Naumanns Alternative zum Holocaust-Mahnmal

Oder doch ein Riesenrad?

Ganz im Sinne seines Chefs Gerhard Schröder präsentierte Michael Naumann, Staatsminister für Kultur, jetzt, was er sich als Alternative zum Holocaust-Mahnmal von Peter Eisenman vorstellt.

Schröder will einen Ort, "wo die Deutschen gern hingehen", also auf keinen Fall die Betonstelen von Eisenman, und Naumann schlägt nun ein Dokumentationszentrum mit drei Komponenten vor: Ein Forschungszentrum, ein Archiv und wechselnde Ausstellungen zum Holocaust sollen in einem Haus untergebracht werden. Angegliedert werden soll dem ein "Garten der Erinnerung und des Spiels" - eine Idee von György Konr‡d. Nach Naumanns Vorstellungen soll in Zusammenarbeit mit dem Washingtoner Holocaust-Memorial, der israelischen Gedenkstätte Yad Vashem und dem Leo-Baeck-Institut in New York eine Mischung aus Institut und Museum entstehen.

Im Wahlkampf noch hatte er sich für die "authentischen Orte" als Stätten des Erinnerns ausgesprochen und damit Zuspruch von vielen geerntet, die befürchteten, ein zentrales Denkmal für die ermordeten Juden könnte die - auch finanzielle - Aufmerksamkeit für die ohnehin armselig ausgestatteten KZ-Gedenkstätten mindern. Naumanns aktueller Vorschlag ist so ziemlich genau das Gegenteil seines Geschwätzes von gestern: Jedenfalls hat dieser Versuch, ein Gedenkstättenkonzept zu adaptieren, das in den USA oder in Israel erfolgreich ist, nichts mit den viel beschworenen "authentischen Orten" zu tun. Schließlich stehen Yad Vashem und das Holocaust Memorial in Ländern, in denen es keine solchen Orte gibt.

Als Alternative zum Holocaust-Mahnmal will Naumann ein Museum, das den Leuten nicht zuviel zumutet. Daß er sich als Archiv die "Survivors of the Shoah"-Video-Sammlung von Steven Spielberg wünscht, braucht er nicht einmal auszusprechen. "Wenn das die Alternative zum Mahnmal sein soll, muß Naumann offen sagen, daß er kein Denkmal für die ermordeten jüdischen Frauen, Männer und Kinder will", empörte sich Lea Rosh, die Vorsitzende des Mahnmal-Förderkreises, um wenige Tage später vorzuschlagen, man solle doch beides bauen: das Denkmal und das Museum. Lea Rosh ist nämlich auch stellvertretende Vorsitzende des Förderkreises für ein Holocaust-Museum.
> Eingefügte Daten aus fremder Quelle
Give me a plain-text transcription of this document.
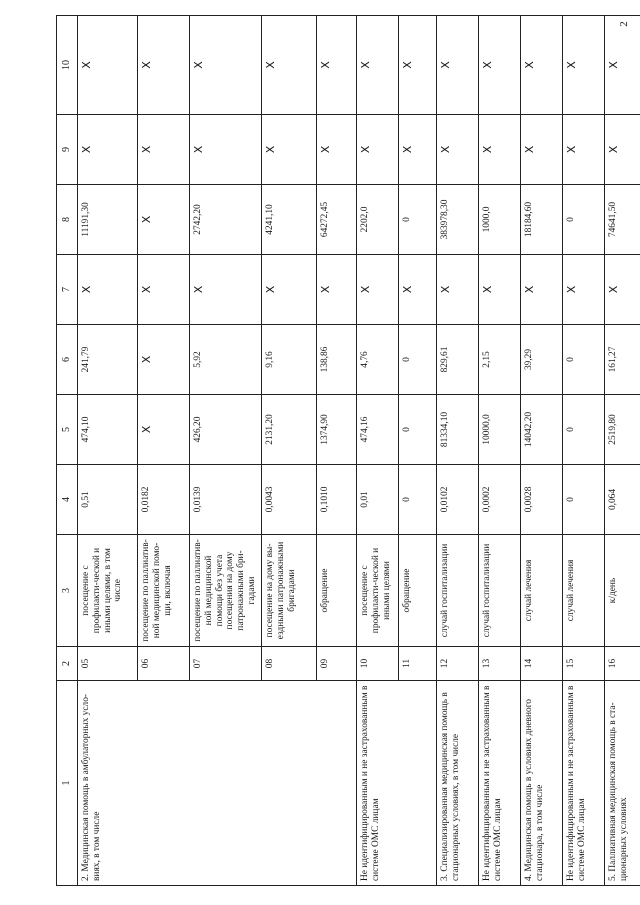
2
1	2	3	4	5	6	7	8	9	10
2. Медицинская помощь в амбулаторных усло-виях, в том числе	05	посещение с профилакти-ческой и иными целями, в том числе	0,51	474,10	241,79	X	11191,30	X	X
	06	посещение по паллиатив-ной медицинской помо-щи, включая	0,0182	X	X	X	X	X	X
	07	посещение по паллиатив-ной медицинской помощи без учета посещения на дому патронажными бри-гадами	0,0139	426,20	5,92	X	2742,20	X	X
	08	посещение на дому вы-ездными патронажными бригадами	0,0043	2131,20	9,16	X	4241,10	X	X
	09	обращение	0,1010	1374,90	138,86	X	64272,45	X	X
Не идентифицированным и не застрахованным в системе ОМС лицам	10	посещение с профилакти-ческой и иными целями	0,01	474,16	4,76	X	2202,0	X	X
	11	обращение	0	0	0	X	0	X	X
3. Специализированная медицинская помощь в стационарных условиях, в том числе	12	случай госпитализации	0,0102	81334,10	829,61	X	383978,30	X	X
Не идентифицированным и не застрахованным в системе ОМС лицам	13	случай госпитализации	0,0002	10000,0	2,15	X	1000,0	X	X
4. Медицинская помощь в условиях дневного стационара, в том числе	14	случай лечения	0,0028	14042,20	39,29	X	18184,60	X	X
Не идентифицированным и не застрахованным в системе ОМС лицам	15	случай лечения	0	0	0	X	0	X	X
5. Паллиативная медицинская помощь в ста-ционарных условиях	16	к/день	0,064	2519,80	161,27	X	74641,50	X	X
Auf einer Pressekonferenz des Förderkreises sprachen sich die anwesenden Vertreter fast aller Bundestagsparteien für ein Mahnmal aus, zumindest aber dafür, den Wettbewerb zu einem Ende zu bringen. Einzig Heinrich Fink, parteiloser Abgeordneter der PDS-Fraktion und deren kulturpolitischer Sprecher, unterstützte Naumann. Er betonte aber, daß dies seine Meinung und nicht die der Partei sei. Bisher war die PDS für das Mahnmal. Am Ende werden sie einen Kompromiß finden, vielleicht noch ein paar hundert Betonstelen weniger, oder aber - auch das ist laut Frankfurter Rundschau schon im Gespräch - man okkupiert einfach das Jüdische Museum.

Die Walser-Debatte zeitigt erste Folgen. Ignatz Bubis sollte vielleicht noch einmal klarstellen, daß sein Kommentar zum Naumann-Vorschlag, doch gleich ein Riesenrad neben das Mahnmal zu bauen, damit auch die Kinder kommen, nicht ganz ernst gemeint war. Wer weiß, nachher beruft sich noch jemand darauf.